O ministro da Saúde sublinhou que as medidas de isolamento social são “absolutamente necessárias”, por “dolorosas que sejam” e acrescentou que é preciso ajudar os grupos mais vulneráveis, os mais afetados pelas restrições.
CORDÃO SANITÁRIO
A quarentena na Grande Santiago incluirá a instauração de um cordão sanitário para barrar deslocamentos que não estejam diretamente relacionados ao trabalho ou ao fornecimento de bens essenciais. Sob as novas normas para a região metropolitana, apenas as atividade essenciais – como saúde, supermercados, farmácias e entrega de produtos – seguirão operando.

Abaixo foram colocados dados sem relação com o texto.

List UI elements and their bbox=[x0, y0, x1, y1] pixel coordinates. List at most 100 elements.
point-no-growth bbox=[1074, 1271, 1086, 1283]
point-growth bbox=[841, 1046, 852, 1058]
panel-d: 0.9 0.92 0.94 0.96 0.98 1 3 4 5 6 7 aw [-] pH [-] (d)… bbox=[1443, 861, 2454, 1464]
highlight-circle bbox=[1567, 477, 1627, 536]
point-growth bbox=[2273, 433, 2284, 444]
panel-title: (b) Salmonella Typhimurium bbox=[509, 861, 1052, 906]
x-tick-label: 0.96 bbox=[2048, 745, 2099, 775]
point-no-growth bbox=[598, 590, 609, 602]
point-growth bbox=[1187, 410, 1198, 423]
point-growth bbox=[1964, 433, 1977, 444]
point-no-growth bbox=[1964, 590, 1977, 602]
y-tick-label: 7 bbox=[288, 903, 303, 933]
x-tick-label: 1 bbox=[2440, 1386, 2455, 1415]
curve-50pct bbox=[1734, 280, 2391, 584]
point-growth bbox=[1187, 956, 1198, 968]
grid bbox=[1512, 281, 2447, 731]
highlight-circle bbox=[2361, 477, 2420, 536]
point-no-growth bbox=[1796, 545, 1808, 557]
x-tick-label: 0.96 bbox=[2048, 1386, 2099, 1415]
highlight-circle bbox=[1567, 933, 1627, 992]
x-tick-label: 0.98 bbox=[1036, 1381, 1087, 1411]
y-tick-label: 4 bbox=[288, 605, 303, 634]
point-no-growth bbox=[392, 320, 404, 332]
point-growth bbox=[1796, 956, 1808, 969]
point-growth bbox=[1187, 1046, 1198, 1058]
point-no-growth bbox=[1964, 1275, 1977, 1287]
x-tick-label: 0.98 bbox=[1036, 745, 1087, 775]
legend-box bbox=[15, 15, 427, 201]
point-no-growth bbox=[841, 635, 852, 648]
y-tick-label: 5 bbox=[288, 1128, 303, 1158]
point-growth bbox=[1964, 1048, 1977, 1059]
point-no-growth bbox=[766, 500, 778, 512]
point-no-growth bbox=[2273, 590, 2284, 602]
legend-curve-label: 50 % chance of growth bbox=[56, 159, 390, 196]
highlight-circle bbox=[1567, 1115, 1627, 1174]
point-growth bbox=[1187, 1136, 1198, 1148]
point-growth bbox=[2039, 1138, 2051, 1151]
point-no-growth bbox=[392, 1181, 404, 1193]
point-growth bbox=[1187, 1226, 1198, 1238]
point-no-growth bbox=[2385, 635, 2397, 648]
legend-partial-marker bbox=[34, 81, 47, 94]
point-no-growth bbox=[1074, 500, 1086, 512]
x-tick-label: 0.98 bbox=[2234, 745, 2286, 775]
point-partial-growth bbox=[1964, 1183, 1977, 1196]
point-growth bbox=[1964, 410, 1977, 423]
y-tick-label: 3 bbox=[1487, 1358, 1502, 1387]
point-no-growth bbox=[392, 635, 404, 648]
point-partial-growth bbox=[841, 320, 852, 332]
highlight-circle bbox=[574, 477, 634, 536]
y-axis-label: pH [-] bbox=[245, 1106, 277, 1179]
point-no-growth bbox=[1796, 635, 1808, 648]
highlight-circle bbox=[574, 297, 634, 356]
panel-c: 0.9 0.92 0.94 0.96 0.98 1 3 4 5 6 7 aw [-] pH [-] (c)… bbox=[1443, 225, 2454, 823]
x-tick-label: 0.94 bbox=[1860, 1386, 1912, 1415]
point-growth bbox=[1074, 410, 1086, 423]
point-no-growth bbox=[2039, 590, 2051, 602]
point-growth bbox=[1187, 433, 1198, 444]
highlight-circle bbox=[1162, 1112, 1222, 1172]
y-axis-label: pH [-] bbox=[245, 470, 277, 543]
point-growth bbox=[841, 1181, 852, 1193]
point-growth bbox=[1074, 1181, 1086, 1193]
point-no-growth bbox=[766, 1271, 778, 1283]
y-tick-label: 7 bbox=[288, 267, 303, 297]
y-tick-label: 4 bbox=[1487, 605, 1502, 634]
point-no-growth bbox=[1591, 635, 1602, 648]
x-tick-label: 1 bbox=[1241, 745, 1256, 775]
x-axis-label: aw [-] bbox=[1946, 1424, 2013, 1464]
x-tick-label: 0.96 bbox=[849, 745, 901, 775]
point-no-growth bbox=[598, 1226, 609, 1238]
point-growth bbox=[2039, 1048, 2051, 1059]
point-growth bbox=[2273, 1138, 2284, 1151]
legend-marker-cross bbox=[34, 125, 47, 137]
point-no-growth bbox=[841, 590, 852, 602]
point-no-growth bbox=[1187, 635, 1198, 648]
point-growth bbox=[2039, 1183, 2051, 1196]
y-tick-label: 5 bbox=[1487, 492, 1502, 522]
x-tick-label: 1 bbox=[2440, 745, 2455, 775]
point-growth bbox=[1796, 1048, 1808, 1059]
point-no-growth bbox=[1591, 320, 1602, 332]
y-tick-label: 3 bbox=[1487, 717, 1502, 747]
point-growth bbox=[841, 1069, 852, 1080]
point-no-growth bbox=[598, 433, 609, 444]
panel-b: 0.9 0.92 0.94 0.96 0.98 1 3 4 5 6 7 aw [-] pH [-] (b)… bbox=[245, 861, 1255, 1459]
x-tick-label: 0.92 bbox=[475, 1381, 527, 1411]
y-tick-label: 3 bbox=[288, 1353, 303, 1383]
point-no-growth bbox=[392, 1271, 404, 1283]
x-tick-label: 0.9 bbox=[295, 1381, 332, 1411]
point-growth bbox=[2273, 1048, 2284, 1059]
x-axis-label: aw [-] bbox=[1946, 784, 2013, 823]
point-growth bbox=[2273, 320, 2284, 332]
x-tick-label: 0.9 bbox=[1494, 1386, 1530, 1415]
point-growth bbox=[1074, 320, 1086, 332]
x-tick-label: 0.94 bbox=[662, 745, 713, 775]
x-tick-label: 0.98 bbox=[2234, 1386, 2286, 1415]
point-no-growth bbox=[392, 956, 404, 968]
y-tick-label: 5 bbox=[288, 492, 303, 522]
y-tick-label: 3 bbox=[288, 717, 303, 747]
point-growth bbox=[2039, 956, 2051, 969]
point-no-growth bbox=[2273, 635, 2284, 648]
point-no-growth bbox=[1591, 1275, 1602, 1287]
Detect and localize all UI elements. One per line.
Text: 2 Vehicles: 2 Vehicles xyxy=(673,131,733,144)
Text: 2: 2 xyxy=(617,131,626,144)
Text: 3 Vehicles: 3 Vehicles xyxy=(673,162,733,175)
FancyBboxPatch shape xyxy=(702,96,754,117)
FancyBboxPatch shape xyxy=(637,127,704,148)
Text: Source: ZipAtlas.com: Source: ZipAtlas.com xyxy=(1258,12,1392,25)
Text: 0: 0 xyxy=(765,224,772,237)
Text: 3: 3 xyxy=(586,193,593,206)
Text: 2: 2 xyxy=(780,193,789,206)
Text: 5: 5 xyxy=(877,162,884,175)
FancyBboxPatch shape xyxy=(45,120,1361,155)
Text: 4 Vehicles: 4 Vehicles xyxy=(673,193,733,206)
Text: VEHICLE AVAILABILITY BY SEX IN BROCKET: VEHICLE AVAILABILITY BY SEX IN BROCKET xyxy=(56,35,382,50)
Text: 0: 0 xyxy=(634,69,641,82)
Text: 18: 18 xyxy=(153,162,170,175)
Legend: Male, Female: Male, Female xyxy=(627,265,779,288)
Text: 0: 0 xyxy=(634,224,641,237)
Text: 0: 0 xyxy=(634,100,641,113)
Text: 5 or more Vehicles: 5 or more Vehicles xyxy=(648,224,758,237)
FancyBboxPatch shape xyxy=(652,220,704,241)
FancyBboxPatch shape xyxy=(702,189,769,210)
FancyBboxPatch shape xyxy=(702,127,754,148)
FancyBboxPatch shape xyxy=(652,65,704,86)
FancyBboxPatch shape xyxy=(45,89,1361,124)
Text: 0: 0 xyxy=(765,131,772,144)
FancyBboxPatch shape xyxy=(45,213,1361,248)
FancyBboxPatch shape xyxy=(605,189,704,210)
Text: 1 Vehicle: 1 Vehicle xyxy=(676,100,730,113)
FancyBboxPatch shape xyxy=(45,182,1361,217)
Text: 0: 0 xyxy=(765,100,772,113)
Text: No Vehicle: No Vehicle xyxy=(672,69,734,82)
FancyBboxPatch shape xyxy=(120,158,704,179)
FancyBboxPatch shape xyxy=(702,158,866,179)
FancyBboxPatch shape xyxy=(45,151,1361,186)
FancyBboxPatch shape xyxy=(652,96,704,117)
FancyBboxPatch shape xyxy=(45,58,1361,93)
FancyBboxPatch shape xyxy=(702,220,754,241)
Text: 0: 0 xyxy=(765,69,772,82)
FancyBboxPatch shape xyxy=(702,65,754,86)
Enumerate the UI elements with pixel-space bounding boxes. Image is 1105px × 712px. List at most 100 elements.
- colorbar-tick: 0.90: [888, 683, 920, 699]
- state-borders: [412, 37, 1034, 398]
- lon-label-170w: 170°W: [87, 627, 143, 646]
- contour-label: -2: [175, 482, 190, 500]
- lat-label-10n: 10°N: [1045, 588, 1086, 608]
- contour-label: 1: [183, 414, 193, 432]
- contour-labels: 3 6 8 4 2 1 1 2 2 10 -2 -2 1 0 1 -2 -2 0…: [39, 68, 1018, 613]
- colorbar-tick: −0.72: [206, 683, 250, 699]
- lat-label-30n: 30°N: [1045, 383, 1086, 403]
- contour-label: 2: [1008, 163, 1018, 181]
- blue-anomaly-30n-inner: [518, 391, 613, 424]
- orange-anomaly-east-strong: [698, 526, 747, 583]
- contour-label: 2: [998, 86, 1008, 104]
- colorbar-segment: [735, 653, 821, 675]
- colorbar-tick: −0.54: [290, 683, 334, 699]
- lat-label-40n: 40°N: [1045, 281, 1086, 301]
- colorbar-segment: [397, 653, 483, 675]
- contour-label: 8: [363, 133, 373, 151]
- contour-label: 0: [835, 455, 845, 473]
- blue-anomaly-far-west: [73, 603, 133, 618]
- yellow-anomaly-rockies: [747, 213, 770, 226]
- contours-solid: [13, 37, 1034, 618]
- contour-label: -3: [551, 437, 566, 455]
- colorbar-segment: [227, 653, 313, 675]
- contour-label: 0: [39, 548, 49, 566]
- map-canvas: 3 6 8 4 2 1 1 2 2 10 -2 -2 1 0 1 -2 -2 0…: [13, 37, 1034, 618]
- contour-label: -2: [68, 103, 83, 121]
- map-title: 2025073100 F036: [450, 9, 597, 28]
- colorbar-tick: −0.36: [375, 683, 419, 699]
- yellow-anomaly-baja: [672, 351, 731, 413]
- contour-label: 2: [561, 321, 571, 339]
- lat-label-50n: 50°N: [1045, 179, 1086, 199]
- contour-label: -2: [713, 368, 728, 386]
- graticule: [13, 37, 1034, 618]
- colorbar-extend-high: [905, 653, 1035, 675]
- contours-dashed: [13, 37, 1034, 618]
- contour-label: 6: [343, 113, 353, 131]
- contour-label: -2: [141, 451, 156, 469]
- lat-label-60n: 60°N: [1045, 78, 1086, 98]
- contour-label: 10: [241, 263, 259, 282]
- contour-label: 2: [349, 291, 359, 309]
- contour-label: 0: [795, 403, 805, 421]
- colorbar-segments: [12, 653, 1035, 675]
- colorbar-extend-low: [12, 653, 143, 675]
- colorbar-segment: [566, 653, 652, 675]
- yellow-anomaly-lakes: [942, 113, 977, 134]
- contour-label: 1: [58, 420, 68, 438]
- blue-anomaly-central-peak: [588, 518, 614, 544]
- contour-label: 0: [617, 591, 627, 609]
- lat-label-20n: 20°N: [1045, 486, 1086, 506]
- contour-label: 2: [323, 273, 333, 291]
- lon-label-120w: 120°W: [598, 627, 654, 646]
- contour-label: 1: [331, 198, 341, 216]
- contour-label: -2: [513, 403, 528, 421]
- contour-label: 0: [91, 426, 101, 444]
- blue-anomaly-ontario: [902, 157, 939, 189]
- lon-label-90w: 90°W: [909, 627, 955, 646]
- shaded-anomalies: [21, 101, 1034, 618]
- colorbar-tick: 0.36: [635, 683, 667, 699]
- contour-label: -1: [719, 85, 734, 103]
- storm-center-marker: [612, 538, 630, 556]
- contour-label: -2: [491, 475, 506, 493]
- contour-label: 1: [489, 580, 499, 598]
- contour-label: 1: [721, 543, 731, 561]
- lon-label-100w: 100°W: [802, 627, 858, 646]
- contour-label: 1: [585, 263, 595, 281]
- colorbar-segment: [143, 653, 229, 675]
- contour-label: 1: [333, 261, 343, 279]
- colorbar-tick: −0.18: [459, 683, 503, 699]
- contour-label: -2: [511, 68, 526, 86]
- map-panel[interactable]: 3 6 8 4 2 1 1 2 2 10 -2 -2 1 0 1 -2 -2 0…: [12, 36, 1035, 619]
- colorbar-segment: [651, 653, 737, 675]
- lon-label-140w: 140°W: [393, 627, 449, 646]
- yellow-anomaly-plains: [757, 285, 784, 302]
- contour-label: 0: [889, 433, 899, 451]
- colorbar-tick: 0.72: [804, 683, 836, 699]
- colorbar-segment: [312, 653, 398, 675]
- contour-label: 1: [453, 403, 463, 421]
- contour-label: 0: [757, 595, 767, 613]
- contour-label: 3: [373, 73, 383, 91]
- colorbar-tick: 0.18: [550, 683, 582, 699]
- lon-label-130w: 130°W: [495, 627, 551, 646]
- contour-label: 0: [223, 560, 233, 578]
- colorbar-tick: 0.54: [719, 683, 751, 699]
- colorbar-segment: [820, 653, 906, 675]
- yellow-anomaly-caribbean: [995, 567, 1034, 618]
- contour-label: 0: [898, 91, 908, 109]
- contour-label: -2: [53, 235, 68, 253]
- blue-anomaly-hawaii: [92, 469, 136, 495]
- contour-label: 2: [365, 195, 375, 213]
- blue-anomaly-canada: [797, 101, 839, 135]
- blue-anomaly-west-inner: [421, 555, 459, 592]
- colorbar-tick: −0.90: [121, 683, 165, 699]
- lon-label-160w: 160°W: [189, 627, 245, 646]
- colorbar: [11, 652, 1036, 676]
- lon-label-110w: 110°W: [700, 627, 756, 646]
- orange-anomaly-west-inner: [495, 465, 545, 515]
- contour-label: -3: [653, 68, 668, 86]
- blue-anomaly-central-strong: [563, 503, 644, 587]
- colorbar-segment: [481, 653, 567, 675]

Os trabalhadores cujas funções não sejam essenciais, e que não possam realizar teletrabalho, terão acesso à proteção ao emprego sob a lei de suspensão de contrato por ato de autoridade, segundo a ministra do Trabalho, María José Zaldívar.
Pelo Twitter, Piñera, ao endossar a quarentena, postou que seu governo trabalha “para proteger a saúde e a vida de nossos compatriotas” e pediu a “colaboração” da população.
Está mantido o toque de recolher nacional, das 22 h às 17 h, a proibição de aglomerações e o fechamento de escolas e universidades e das fronteiras.
Antes da pandemia, o Chile vinha vivendo as maiores manifestações da história contra a herança maldita do ultraliberalismo pinochetista, como o sistema privado de aposentadorias e o ensino universitário pago, era enorme o isolamento de seu governo e chegou a ser marcada a data da eleição de uma constituinte.
Economistas estimam em até 11% a contração da economia no segundo trimestre deste ano. A previsão do FMI é de que o PIB do Chile encolherá 4,5%. O governo do Chile pediu ao FMI um empréstimo emergencial de US$ 23,8 bilhões, sem pré-condições, em razão da pandemia.